Le philosophe André Comte-Sponville a participé au grand débat officiel organisé par le Salon d’Automne à l’Espace Champerret le 15 novembre 2009
Il y était en effet invité pour débattre sur une question centrale de l’art : « De ce qui est contemporain et de ce qui ne l’est pas », aux côtés de : Martine Salzmann (artiste peintre, essayiste), Laurent Danchin (écrivain), Christine Sourgins (historienne de l’Art), François Derivery (sociologue, écrivain d’art), Francis Parent, critqie d’art, Pierre Souchaud (Directeur de la revue Artension), Noël Coret (Président du Salon d’Automne, écrivain d’art).
Vous pouvez écouter l’intégralité de son intervention sur cette video toujours en ligne :
Voici le texte écrit de cette mémorable intervention :
((transcription de Art Châ -zart.fr, portail communantaire de sites d’artiste )
Ça n’est pas sans un peu de perplexité en effet et même de réticence, que je viens vous parler d’art et qui plus est de l’art dit contemporain devant vous. Pourquoi, et bien d’abord parce que je ne suis ni peintre ni sculpteur et il y a dans cette salle des peintres et des sculpteurs. Je ne suis pas non plus historien d’art, je ne suis pas critique d’art, je ne suis pas écrivain d’art, juste un amateur. Et c’est toujours une situation difficile que de parler devant un certain nombre de gens d’un sujet que ces gens connaissent beaucoup mieux que vous. Autrement dit, je suis bien placé pour savoir parce que j’en connais plusieurs très intimement, qu’il y a dans cette salle plusieurs personnes qui connaissent l’art en général et l’art contemporain en particulier beaucoup mieux que moi.
Mais s’agissant de l’art dit contemporain, ma perplexité redouble !

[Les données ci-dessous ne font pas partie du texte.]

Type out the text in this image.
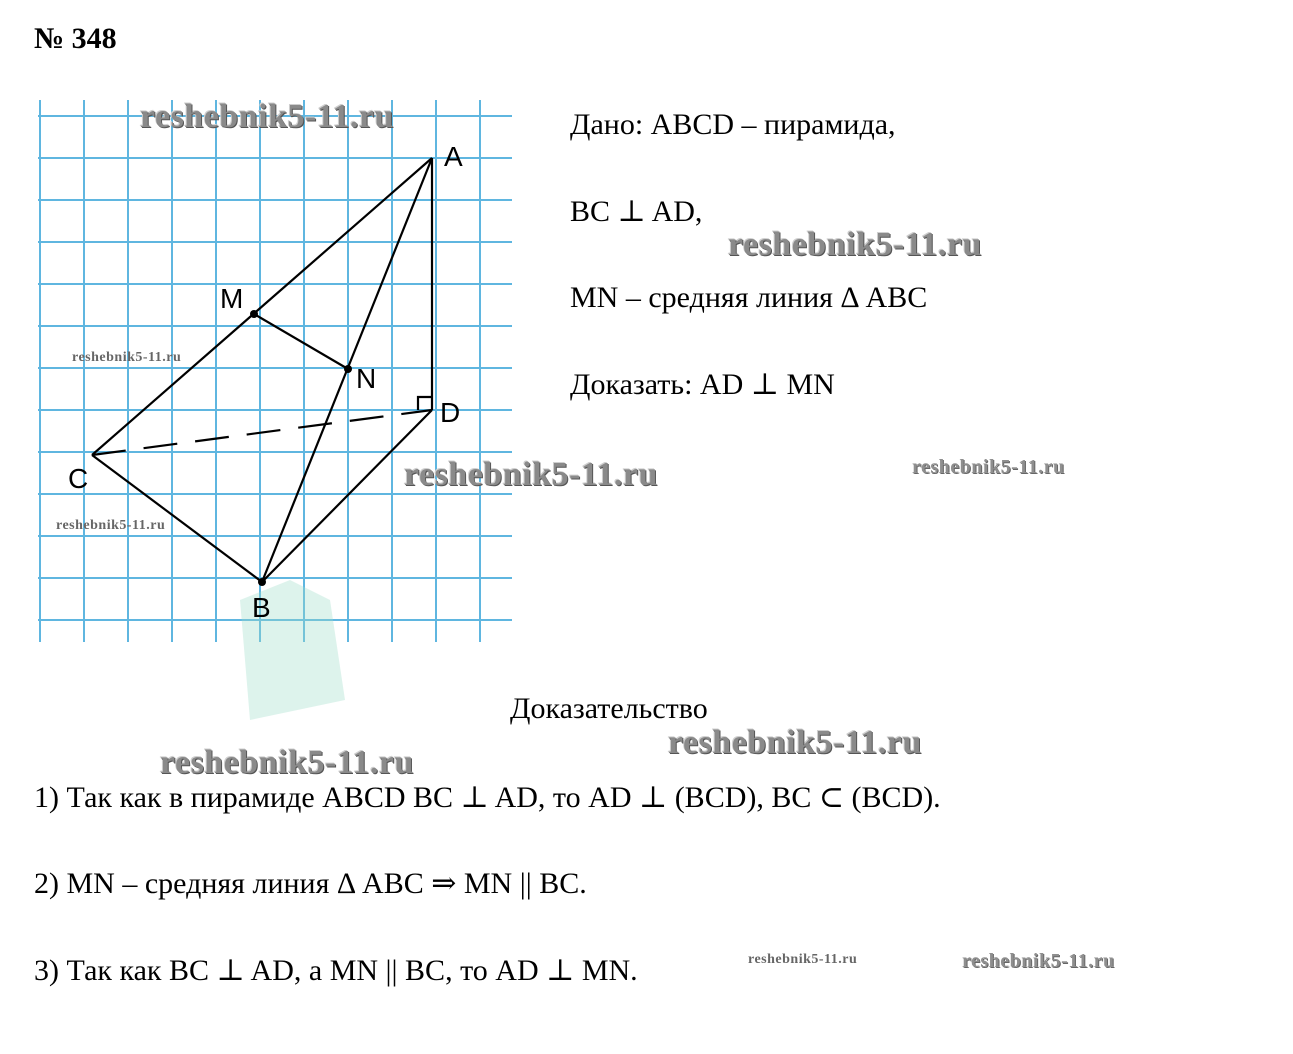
№ 348
A
M
N
D
C
B
Дано: ABCD – пирамида,
BC ⊥ AD,
MN – средняя линия Δ ABC
Доказать: AD ⊥ MN
Доказательство
1) Так как в пирамиде ABCD BC ⊥ AD, то AD ⊥ (BCD), BC ⊂ (BCD).
2) MN – средняя линия Δ ABC ⇒ MN || BC.
3) Так как BC ⊥ AD, а MN || BC, то AD ⊥ MN.
reshebnik5-11.ru
reshebnik5-11.ru
reshebnik5-11.ru
reshebnik5-11.ru	reshebnik5-11.ru
reshebnik5-11.ru
reshebnik5-11.ru
reshebnik5-11.ru
reshebnik5-11.ru	reshebnik5-11.ru
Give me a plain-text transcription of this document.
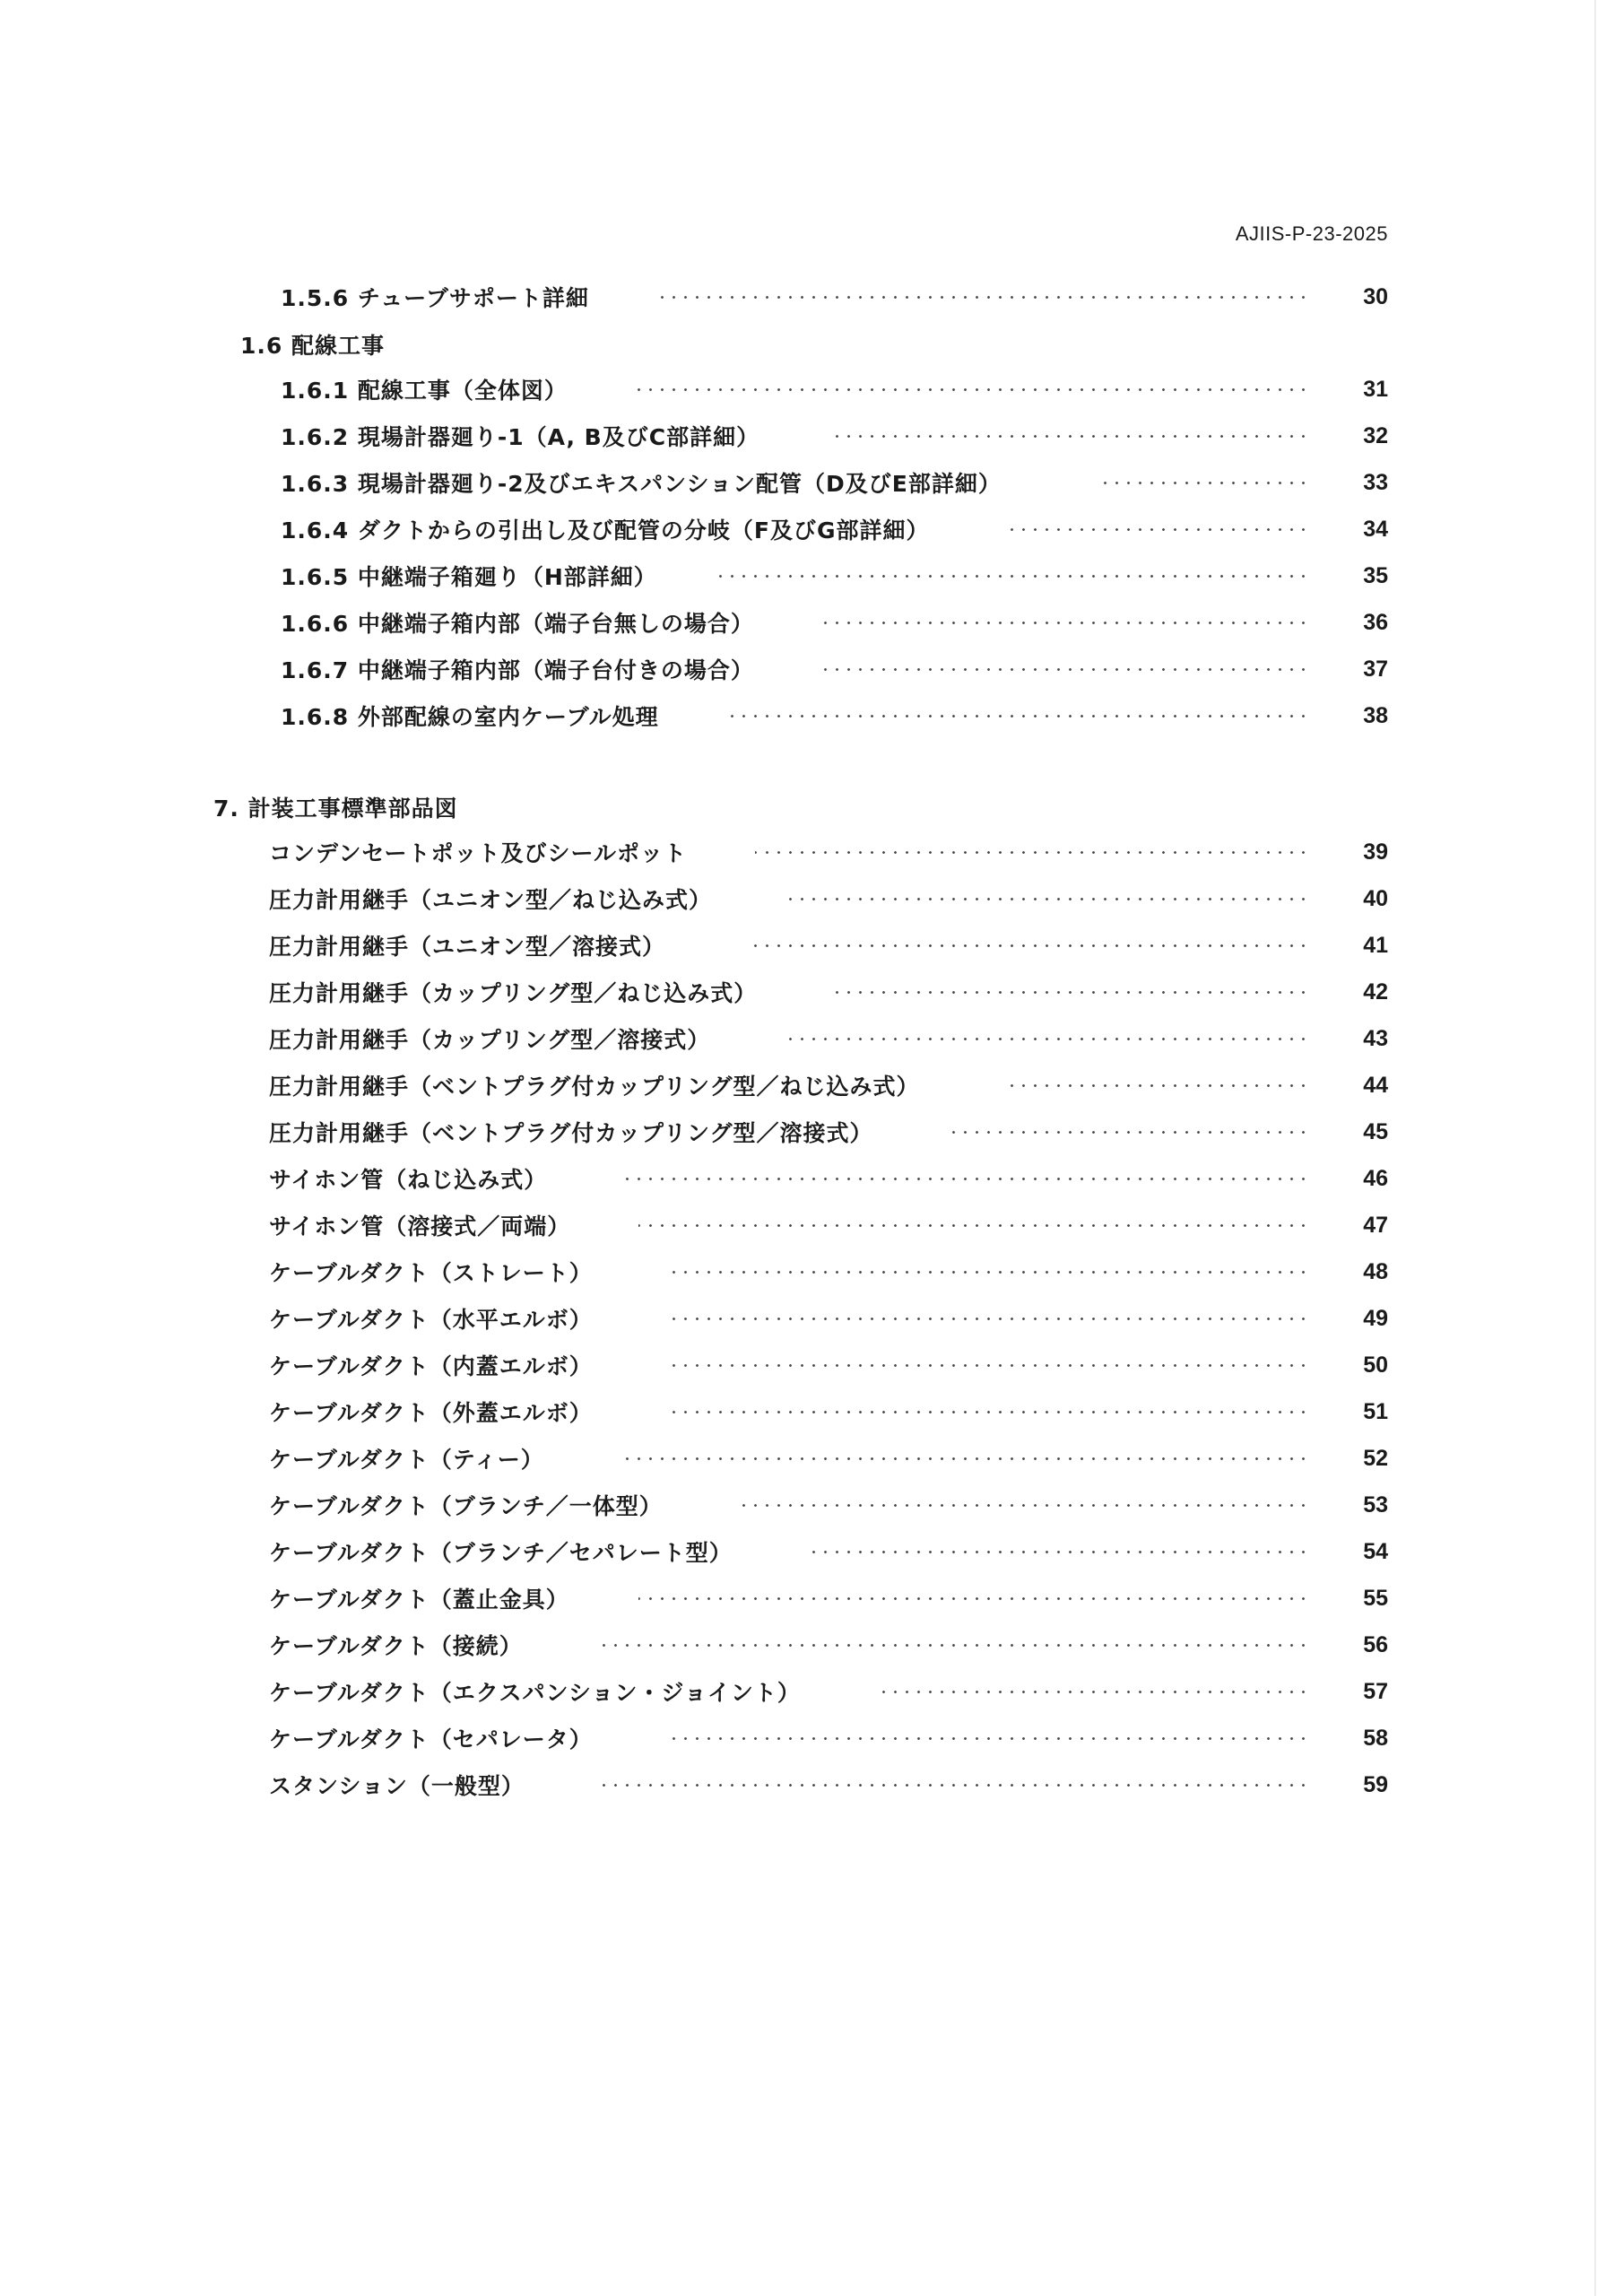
AJIIS-P-23-2025
1.5.6 チューブサポート詳細	30
1.6 配線工事
1.6.1 配線工事（全体図）	31
1.6.2 現場計器廻り-1（A, B及びC部詳細）	32
1.6.3 現場計器廻り-2及びエキスパンション配管（D及びE部詳細）	33
1.6.4 ダクトからの引出し及び配管の分岐（F及びG部詳細）	34
1.6.5 中継端子箱廻り（H部詳細）	35
1.6.6 中継端子箱内部（端子台無しの場合）	36
1.6.7 中継端子箱内部（端子台付きの場合）	37
1.6.8 外部配線の室内ケーブル処理	38
7. 計装工事標準部品図
コンデンセートポット及びシールポット	39
圧力計用継手（ユニオン型／ねじ込み式）	40
圧力計用継手（ユニオン型／溶接式）	41
圧力計用継手（カップリング型／ねじ込み式）	42
圧力計用継手（カップリング型／溶接式）	43
圧力計用継手（ベントプラグ付カップリング型／ねじ込み式）	44
圧力計用継手（ベントプラグ付カップリング型／溶接式）	45
サイホン管（ねじ込み式）	46
サイホン管（溶接式／両端）	47
ケーブルダクト（ストレート）	48
ケーブルダクト（水平エルボ）	49
ケーブルダクト（内蓋エルボ）	50
ケーブルダクト（外蓋エルボ）	51
ケーブルダクト（ティー）	52
ケーブルダクト（ブランチ／一体型）	53
ケーブルダクト（ブランチ／セパレート型）	54
ケーブルダクト（蓋止金具）	55
ケーブルダクト（接続）	56
ケーブルダクト（エクスパンション・ジョイント）	57
ケーブルダクト（セパレータ）	58
スタンション（一般型）	59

Parce que là je vais vous dire, je ne suis même pas amateur. Si l’amateur c’est celui qui aime, alors je ne suis pas amateur de l’art dit contemporain, je reviendrai sur cette ambiguïté de la notion qui est le cœur de notre débat. Parce que ça fait plus de 30 ans que je considère que ce qu’on appelle l’art contemporain, que l’état, l’institution reconnaissent comme tel, est à la fois grotesque dérisoire, affligeant. Et après quelques années d’efforts pour vérifier que mon rejet n’était pas fort simplement fondé sur mon ignorance, j’ai cessé en vérité de m’y intéresser. Et quand je fais quelque débat avec des admirateurs de l’art contemporain, ils ont vite fait de me citer 15 noms d’artistes dont j’ignore jusqu’au nom ! Parce qu’il est assez difficile de retenir le nom de gens que l’on méprise, c’est difficile et c’est vain. Et donc c’est vrai que sur l’art contemporain je me sens très peu compétent et depuis très longtemps parce que l’art contemporain, c’est pas seulement l’art du début du 21e siècle.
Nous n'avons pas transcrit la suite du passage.